Zedenzaken kenmerken zich in het algemeen door het feit dat zij zich voordoen in een situatie waarbij slechts twee personen aanwezig zijn: een verondersteld slachtoffer en een veronderstelde dader. Als de veronderstelde dader ontkent moet de rechter beoordelen of aan het bewijsminimum is voldaan. De bewijsminimumregel van artikel 342, tweede lid, van het Wetboek van Strafvordering (hierna: Sv) houdt in dat een feit niet kan worden bewezen op basis van de verklaring van één getuige; daarvoor is meer bewijs vereist. Dit geldt voor de hele tenlastelegging, maar niet elk onderdeel van de tenlastelegging hoeft door twee bewijsmiddelen bevestigd te worden. Bij zedenzaken geldt daarbij in het bijzonder dat het niet nodig is dat het ten laste gelegde misdrijf zelf wordt bevestigd in ander bewijs. Het is voldoende als de verklaring van aangever/aangeefster op onderdelen wordt ondersteund door ander objectief bewijs, afkomstig uit een andere bron. De vraag of aan dit bewijsminimum is voldaan, laat zich niet in algemene zin beantwoorden, maar vereist een beoordeling van de concrete omstandigheden.
Toepassing op onderhavige zaak
[aangeefster] heeft verklaard dat klanten soms via een Tikkie betaalden en dat zij degene was die de Tikkie meestal zelf aanmaakte. Als omschrijving bij de Tikkie zette zij zomaar iets neer, bijvoorbeeld ‘Boodschappen’, ‘afspraak’ of ‘eten’. Ze gebruikte Tikkie nooit privé, dus als zij Tikkie gebruikte, dan was dit altijd voor een klant in verband met een seksafspraak.
Verdachte heeft op 29 juli 2022, 30 juli 2022 en 27 augustus 2022 in totaal drie Tikkies betaald vanaf zijn bankrekening naar de bankrekening van [aangeefster] . Bij alle drie de Tikkies is als omschrijving ‘Boodschappen’ vermeld. De eerste twee Tikkies waren ieder € 300,- en de derde Tikkie was € 200,-. Het gaat dus in totaal om een bedrag van € 800,-.
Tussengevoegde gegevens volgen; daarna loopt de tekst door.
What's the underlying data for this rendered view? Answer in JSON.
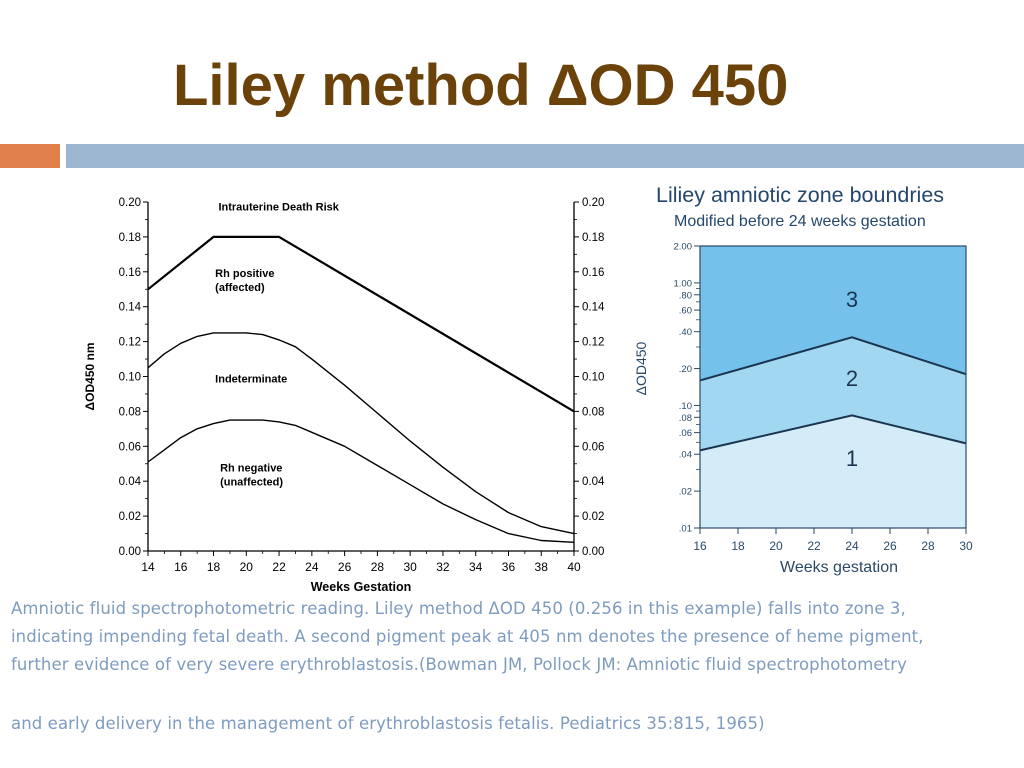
{
  "slide": {
    "title": "Liley method ΔOD 450",
    "caption_lines": [
      "Amniotic fluid spectrophotometric reading. Liley method ΔOD 450 (0.256 in this example) falls into zone 3,",
      "indicating impending fetal death. A second pigment peak at 405 nm denotes the presence of heme pigment,",
      "further evidence of very severe erythroblastosis.(Bowman JM, Pollock JM: Amniotic fluid spectrophotometry",
      "and early delivery in the management of erythroblastosis fetalis. Pediatrics 35:815, 1965)"
    ],
    "colors": {
      "title": "#6b4209",
      "accent_orange": "#e07f49",
      "accent_blue": "#9cb6d0",
      "caption": "#7e9bc0"
    }
  },
  "chart_data": [
    {
      "type": "line",
      "title": "",
      "xlabel": "Weeks Gestation",
      "ylabel": "ΔOD450 nm",
      "xlim": [
        14,
        40
      ],
      "ylim": [
        0,
        0.2
      ],
      "xticks": [
        "14",
        "16",
        "18",
        "20",
        "22",
        "24",
        "26",
        "28",
        "30",
        "32",
        "34",
        "36",
        "38",
        "40"
      ],
      "yticks": [
        "0.00",
        "0.02",
        "0.04",
        "0.06",
        "0.08",
        "0.10",
        "0.12",
        "0.14",
        "0.16",
        "0.18",
        "0.20"
      ],
      "series": [
        {
          "x": [
            14,
            18,
            22,
            40
          ],
          "y": [
            0.15,
            0.18,
            0.18,
            0.08
          ]
        },
        {
          "x": [
            14,
            15,
            16,
            17,
            18,
            19,
            20,
            21,
            22,
            23,
            24,
            26,
            28,
            30,
            32,
            34,
            36,
            38,
            40
          ],
          "y": [
            0.105,
            0.113,
            0.119,
            0.123,
            0.125,
            0.125,
            0.125,
            0.124,
            0.121,
            0.117,
            0.11,
            0.095,
            0.079,
            0.063,
            0.048,
            0.034,
            0.022,
            0.014,
            0.01
          ]
        },
        {
          "x": [
            14,
            15,
            16,
            17,
            18,
            19,
            20,
            21,
            22,
            23,
            24,
            26,
            28,
            30,
            32,
            34,
            36,
            38,
            40
          ],
          "y": [
            0.051,
            0.058,
            0.065,
            0.07,
            0.073,
            0.075,
            0.075,
            0.075,
            0.074,
            0.072,
            0.068,
            0.06,
            0.049,
            0.038,
            0.027,
            0.018,
            0.01,
            0.006,
            0.005
          ]
        }
      ],
      "annotations": [
        {
          "text": [
            "Intrauterine  Death  Risk"
          ],
          "x": 18.3,
          "y": 0.195
        },
        {
          "text": [
            "Rh  positive",
            "(affected)"
          ],
          "x": 18.1,
          "y": 0.157
        },
        {
          "text": [
            "Indeterminate"
          ],
          "x": 18.1,
          "y": 0.0965
        },
        {
          "text": [
            "Rh  negative",
            "(unaffected)"
          ],
          "x": 18.4,
          "y": 0.0455
        }
      ]
    },
    {
      "type": "area",
      "title": "Liliey amniotic zone boundries",
      "subtitle": "Modified before 24 weeks gestation",
      "xlabel": "Weeks gestation",
      "ylabel": "ΔOD450",
      "yscale": "log",
      "xlim": [
        16,
        30
      ],
      "ylim": [
        0.01,
        2.0
      ],
      "xticks": [
        "16",
        "18",
        "20",
        "22",
        "24",
        "26",
        "28",
        "30"
      ],
      "yticks": [
        {
          "value": 2.0,
          "label": "2.00"
        },
        {
          "value": 1.0,
          "label": "1.00"
        },
        {
          "value": 0.8,
          "label": ".80"
        },
        {
          "value": 0.6,
          "label": ".60"
        },
        {
          "value": 0.4,
          "label": ".40"
        },
        {
          "value": 0.2,
          "label": ".20"
        },
        {
          "value": 0.1,
          "label": ".10"
        },
        {
          "value": 0.08,
          "label": ".08"
        },
        {
          "value": 0.06,
          "label": ".06"
        },
        {
          "value": 0.04,
          "label": ".04"
        },
        {
          "value": 0.02,
          "label": ".02"
        },
        {
          "value": 0.01,
          "label": ".01"
        }
      ],
      "boundaries": [
        {
          "x": [
            16,
            24,
            30
          ],
          "y": [
            0.16,
            0.36,
            0.18
          ]
        },
        {
          "x": [
            16,
            24,
            30
          ],
          "y": [
            0.043,
            0.083,
            0.049
          ]
        }
      ],
      "zones": [
        {
          "label": "1",
          "color": "#d3ecf8"
        },
        {
          "label": "2",
          "color": "#a2d7f1"
        },
        {
          "label": "3",
          "color": "#74c2ec"
        }
      ],
      "zone_label_positions": [
        {
          "x": 24,
          "y": 0.038
        },
        {
          "x": 24,
          "y": 0.17
        },
        {
          "x": 24,
          "y": 0.75
        }
      ]
    }
  ]
}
Verdachte heeft verklaard dat hij drie keer met [aangeefster] bij hem thuis heeft afgesproken voor een zogeheten
girlfriend experience,waarbij geen seksuele handelingen zouden hebben plaatsgevonden
.Tijdens de afspraak keken zij samen film en aten zij wat. Hij zou haar bij aankomst en vertrek een knuffel hebben gegeven. [aangeefster] heeft over verdachte geen verklaring afgelegd bij de politie, omdat het verklaren voor haar op enig moment te belastend werd.
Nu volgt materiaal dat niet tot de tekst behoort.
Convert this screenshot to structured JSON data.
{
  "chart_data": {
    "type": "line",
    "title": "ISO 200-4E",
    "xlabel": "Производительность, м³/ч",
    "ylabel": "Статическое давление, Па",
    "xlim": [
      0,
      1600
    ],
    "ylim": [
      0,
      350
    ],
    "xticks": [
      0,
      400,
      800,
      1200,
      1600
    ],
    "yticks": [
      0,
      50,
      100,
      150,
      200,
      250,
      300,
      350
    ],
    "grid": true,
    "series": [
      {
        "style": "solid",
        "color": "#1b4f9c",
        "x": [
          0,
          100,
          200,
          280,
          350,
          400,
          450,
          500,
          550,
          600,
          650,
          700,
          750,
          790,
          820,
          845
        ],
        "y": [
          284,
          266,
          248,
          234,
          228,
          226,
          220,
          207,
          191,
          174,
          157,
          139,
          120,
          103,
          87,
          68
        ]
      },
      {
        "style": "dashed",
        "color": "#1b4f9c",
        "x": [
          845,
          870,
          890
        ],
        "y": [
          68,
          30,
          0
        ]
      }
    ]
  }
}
Gelet op de Tikkie betalingen in combinatie met de verklaring van verdachte, stelt de rechtbank vast dat verdachte en [aangeefster] drie keer met elkaar hebben afgesproken en dat deze afspraken bij verdachte thuis plaatsvonden.
De rechtbank acht het deel van de verklaring van verdachte dat tijdens deze afspraken geen seksuele handelingen hebben plaatsgevonden niet geloofwaardig. De door verdachte betaalde bedragen, te weten twee keer € 300,- en één keer € 200,-, passen niet bij een
girlfriend experience. Uit het dossier blijkt namelijk dat zo’n ervaring € 800,- kost voor twee uur. De hoogte van de door verdachte betaalde bedragen passen wel bij het hebben van een seksafspraak, aangezien [aangeefster] in haar informatief gesprek heeft verklaard dat haar uurtarief € 350,- euro is en € 250,- voor een half uur. In de advertenties van Sexjobs die zijn bijgevoegd in het dossier wordt ook gesproken over een
girlfriend experience,maar uit de verdere beschrijving volgt dat daarbij seksuele handelingen zijn inbegrepen. Het tijdstip van de Tikkie op 30 juli (02:17) doet bovendien afvragen of dat een logisch tijdstip is voor film kijken en wat eten in het kader van een
girlfriend experience, ook nu uit het dossier volgt dat zo’n ervaring ziet op samen op een date gaan. Bovendien heeft verdachte deze verklaring pas op zitting afgelegd en niet bij de politie, terwijl dit gelet op de inhoud van de verklaring wel in de rede had gelegen.
Conclusie
Alle voornoemde omstandigheden in samenhang bezien, acht de rechtbank wettig en overtuigend bewezen dat verdachte in de periode 29 juli 2022 tot en met 27 augustus 2022 drie keer tegen betaling een seksafspraak heeft gehad met [aangeefster] , toen zij zestien en zeventien jaar oud was, waarbij seksuele handelingen zijn verricht.